Paper can be viewed here, and a quick overview of main results here.
Abstract: In this study I investigate how cognitive and noncognitive skills jointly influence academic performance in Maths and English among Irish secondary school students, with a focus on gender differences. Using data from the Growing Up in Ireland longitudinal study, I apply linear and translog production functions to model these relationships. I find that cognitive skills remain the strongest predictors of academic performance, with slightly stronger effects for boys. However, noncognitive skills, particularly Focused Behaviour and Conscientiousness (TIPI), significantly impact performance (especially for girls in Maths, where skills are substitutes rather than complements (ES > 1)). In contrast, English performance exhibits stronger cognitive dominance and less substitutability between skill types. These results challenge the assumption of a uniform educational production process and highlight the need for gender- and subject-specific educational strategies that develop both cognitive and noncognitive skills in an effective way.

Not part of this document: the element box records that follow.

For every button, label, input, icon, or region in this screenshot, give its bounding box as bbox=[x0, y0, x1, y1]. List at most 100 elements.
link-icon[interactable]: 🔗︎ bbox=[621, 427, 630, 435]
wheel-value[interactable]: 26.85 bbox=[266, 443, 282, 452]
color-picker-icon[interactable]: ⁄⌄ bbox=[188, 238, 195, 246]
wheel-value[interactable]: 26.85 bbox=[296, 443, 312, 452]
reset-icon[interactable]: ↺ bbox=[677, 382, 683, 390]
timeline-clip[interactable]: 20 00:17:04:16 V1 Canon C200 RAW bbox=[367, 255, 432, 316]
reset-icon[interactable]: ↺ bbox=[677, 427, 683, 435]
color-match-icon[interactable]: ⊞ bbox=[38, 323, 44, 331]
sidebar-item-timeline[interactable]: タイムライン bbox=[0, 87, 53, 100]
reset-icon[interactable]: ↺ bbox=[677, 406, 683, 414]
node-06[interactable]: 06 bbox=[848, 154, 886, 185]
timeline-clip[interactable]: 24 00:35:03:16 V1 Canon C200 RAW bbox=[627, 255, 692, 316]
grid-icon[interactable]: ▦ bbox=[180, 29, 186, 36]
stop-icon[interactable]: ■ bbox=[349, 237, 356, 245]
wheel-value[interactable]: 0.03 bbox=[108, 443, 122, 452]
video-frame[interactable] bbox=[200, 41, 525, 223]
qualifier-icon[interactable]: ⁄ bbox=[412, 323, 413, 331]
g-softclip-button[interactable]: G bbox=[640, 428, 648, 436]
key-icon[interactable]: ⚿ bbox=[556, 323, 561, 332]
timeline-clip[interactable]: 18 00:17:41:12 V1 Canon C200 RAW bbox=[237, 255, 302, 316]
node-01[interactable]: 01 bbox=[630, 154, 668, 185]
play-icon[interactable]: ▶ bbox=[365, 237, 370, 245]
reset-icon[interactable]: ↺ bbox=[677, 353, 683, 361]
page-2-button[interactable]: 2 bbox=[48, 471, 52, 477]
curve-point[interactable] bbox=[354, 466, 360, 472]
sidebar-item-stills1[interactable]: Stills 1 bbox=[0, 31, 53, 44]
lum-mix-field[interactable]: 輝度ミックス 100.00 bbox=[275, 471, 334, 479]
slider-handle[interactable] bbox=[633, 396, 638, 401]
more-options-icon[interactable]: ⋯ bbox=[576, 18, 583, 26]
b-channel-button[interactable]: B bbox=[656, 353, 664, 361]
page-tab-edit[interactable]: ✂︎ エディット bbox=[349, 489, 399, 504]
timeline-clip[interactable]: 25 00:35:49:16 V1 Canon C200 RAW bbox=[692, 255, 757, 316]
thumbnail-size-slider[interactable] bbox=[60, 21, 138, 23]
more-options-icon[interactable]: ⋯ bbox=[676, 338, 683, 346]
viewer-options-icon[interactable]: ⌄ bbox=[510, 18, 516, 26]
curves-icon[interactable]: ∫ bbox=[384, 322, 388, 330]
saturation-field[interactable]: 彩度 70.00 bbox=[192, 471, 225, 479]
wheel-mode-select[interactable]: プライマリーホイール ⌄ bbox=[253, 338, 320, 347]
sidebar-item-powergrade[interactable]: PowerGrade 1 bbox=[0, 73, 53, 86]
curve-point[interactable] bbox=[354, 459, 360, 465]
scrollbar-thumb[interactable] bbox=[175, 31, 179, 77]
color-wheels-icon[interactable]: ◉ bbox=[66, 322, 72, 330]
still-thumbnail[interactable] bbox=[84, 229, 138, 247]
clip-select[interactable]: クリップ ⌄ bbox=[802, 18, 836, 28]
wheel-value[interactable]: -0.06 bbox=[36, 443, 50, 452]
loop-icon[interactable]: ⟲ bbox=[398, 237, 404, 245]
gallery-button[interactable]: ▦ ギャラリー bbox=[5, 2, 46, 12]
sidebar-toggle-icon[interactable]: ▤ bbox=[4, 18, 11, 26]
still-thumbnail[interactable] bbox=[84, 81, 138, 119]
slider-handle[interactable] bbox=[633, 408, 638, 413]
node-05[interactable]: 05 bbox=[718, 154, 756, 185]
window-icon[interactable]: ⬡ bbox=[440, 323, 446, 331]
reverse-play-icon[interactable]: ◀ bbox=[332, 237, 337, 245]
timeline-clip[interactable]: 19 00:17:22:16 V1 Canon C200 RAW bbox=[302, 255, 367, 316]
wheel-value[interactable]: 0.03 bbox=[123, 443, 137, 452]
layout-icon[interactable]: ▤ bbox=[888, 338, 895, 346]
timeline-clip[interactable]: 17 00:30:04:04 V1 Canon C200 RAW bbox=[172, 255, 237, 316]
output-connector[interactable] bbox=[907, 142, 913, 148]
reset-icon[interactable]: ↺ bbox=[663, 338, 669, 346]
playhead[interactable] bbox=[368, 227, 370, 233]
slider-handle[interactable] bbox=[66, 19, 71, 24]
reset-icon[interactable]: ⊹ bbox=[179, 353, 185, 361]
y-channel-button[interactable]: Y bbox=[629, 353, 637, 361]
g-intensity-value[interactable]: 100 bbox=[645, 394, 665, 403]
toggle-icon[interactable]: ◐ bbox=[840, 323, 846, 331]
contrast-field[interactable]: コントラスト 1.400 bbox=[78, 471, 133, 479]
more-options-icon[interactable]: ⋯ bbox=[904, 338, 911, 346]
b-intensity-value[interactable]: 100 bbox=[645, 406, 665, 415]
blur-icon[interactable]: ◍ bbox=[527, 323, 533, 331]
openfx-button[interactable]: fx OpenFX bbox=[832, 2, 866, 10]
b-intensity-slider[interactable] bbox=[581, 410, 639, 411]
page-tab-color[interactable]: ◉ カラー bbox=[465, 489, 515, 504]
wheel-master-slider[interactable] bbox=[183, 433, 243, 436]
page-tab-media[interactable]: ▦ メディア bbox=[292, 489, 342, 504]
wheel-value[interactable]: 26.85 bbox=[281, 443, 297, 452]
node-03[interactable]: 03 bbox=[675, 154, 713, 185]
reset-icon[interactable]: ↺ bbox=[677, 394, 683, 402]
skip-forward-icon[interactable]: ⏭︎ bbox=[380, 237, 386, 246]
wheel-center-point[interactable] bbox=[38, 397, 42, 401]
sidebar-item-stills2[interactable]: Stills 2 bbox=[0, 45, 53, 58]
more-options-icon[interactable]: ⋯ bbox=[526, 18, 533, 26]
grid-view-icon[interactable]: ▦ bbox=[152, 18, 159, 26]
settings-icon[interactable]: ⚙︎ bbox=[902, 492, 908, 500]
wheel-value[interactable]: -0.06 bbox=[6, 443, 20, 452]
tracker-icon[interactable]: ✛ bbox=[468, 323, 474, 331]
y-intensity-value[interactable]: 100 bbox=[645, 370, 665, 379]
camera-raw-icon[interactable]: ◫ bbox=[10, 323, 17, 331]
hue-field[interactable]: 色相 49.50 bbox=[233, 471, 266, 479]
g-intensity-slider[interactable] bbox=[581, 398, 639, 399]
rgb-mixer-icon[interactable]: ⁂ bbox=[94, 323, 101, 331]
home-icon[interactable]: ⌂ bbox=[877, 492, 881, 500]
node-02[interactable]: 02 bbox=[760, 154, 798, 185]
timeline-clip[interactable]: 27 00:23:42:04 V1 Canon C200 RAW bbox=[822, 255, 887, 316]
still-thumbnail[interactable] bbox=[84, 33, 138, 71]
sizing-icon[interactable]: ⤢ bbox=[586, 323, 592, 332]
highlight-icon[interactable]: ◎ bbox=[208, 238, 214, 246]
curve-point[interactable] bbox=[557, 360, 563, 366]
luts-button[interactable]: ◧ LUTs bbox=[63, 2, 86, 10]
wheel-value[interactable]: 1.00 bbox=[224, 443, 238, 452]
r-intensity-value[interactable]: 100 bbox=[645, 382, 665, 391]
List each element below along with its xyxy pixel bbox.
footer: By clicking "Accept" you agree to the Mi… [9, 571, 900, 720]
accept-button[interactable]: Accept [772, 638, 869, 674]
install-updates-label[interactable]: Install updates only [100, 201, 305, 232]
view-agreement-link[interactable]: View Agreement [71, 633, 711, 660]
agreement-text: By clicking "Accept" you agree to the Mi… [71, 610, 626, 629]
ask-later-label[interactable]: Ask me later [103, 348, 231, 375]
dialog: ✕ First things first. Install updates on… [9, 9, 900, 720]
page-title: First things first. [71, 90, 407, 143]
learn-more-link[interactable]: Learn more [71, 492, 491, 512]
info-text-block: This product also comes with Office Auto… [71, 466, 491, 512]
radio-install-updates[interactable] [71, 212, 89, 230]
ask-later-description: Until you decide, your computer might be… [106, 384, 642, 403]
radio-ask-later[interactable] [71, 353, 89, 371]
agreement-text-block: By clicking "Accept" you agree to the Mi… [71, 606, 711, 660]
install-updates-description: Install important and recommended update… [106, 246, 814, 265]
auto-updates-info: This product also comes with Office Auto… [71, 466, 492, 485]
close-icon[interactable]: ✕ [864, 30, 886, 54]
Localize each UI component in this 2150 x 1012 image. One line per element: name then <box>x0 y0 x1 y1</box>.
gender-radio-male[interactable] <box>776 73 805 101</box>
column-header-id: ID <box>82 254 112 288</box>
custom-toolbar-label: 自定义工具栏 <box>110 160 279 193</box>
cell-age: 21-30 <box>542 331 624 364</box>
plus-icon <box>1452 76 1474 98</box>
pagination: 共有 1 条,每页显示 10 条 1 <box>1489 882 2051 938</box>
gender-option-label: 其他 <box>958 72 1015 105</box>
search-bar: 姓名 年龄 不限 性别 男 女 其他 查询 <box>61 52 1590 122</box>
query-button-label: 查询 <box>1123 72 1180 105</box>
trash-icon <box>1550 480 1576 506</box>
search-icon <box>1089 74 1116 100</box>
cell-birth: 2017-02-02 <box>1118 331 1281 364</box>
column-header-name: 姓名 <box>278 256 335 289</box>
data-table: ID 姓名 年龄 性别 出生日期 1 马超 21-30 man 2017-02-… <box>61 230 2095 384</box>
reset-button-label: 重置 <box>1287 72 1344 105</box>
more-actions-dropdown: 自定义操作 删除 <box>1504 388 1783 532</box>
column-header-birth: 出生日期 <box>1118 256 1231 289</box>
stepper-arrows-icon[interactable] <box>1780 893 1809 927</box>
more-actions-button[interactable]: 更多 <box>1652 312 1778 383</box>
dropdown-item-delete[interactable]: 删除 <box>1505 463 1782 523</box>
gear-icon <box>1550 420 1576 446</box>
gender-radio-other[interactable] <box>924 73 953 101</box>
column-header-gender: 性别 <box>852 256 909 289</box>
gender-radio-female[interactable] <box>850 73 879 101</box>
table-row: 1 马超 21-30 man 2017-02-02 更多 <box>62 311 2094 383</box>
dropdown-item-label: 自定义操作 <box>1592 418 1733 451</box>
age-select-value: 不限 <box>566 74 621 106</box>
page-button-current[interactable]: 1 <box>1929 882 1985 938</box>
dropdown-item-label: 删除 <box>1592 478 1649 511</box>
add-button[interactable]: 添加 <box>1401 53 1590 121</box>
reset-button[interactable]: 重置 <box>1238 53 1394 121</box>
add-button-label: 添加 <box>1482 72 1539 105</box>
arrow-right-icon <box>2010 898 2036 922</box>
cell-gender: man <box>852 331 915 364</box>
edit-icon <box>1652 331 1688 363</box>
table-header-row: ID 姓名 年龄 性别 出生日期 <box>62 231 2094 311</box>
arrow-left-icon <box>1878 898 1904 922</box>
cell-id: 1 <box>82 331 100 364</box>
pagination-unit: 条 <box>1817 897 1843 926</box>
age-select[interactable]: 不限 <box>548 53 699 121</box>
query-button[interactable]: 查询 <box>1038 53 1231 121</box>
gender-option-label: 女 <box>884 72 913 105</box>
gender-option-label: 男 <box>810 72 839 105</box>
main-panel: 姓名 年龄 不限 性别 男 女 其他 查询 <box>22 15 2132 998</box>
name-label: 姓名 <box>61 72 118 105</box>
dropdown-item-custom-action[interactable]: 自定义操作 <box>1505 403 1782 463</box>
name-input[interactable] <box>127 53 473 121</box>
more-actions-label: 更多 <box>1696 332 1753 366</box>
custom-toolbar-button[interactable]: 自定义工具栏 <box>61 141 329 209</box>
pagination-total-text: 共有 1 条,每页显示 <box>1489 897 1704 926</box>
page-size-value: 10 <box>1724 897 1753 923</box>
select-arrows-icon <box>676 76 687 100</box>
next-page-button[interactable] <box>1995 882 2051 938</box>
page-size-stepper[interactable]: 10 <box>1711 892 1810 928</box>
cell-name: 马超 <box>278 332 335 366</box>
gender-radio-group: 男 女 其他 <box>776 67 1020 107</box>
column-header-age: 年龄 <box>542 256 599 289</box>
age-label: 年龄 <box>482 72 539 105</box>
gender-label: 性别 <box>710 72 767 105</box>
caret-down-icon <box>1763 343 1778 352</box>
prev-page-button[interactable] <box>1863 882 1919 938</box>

Presentation can be viewed here.
Abstract: In this study I look at when and how gender gaps in Maths skills emerge as kids develop. Using data that follows Irish children from ages 9 to 15, I found that the gender gap in Maths evolve in dynamic ways. Boys start with stronger numerical abilities at age 9, but girls' better reading skills and fewer behavioral problems (especially lower hyperactivity) help close this gap. By age 13, the mechanisms driving Maths achievement differences change significantly - cognitive skill gaps widen while girls start getting better returns on the skills they do have. Father absence hits boys harder than girls in terms of Maths scores, with boys showing a larger achievement gap (1.1 points versus 0.9 points for girls) when fathers are disengaged. What's really interesting is that this paternal effect works differently by gender: for boys, it's mainly about having worse characteristics (endowment effects), while for girls it's a more complex mix of different characteristics and different returns to those characteristics.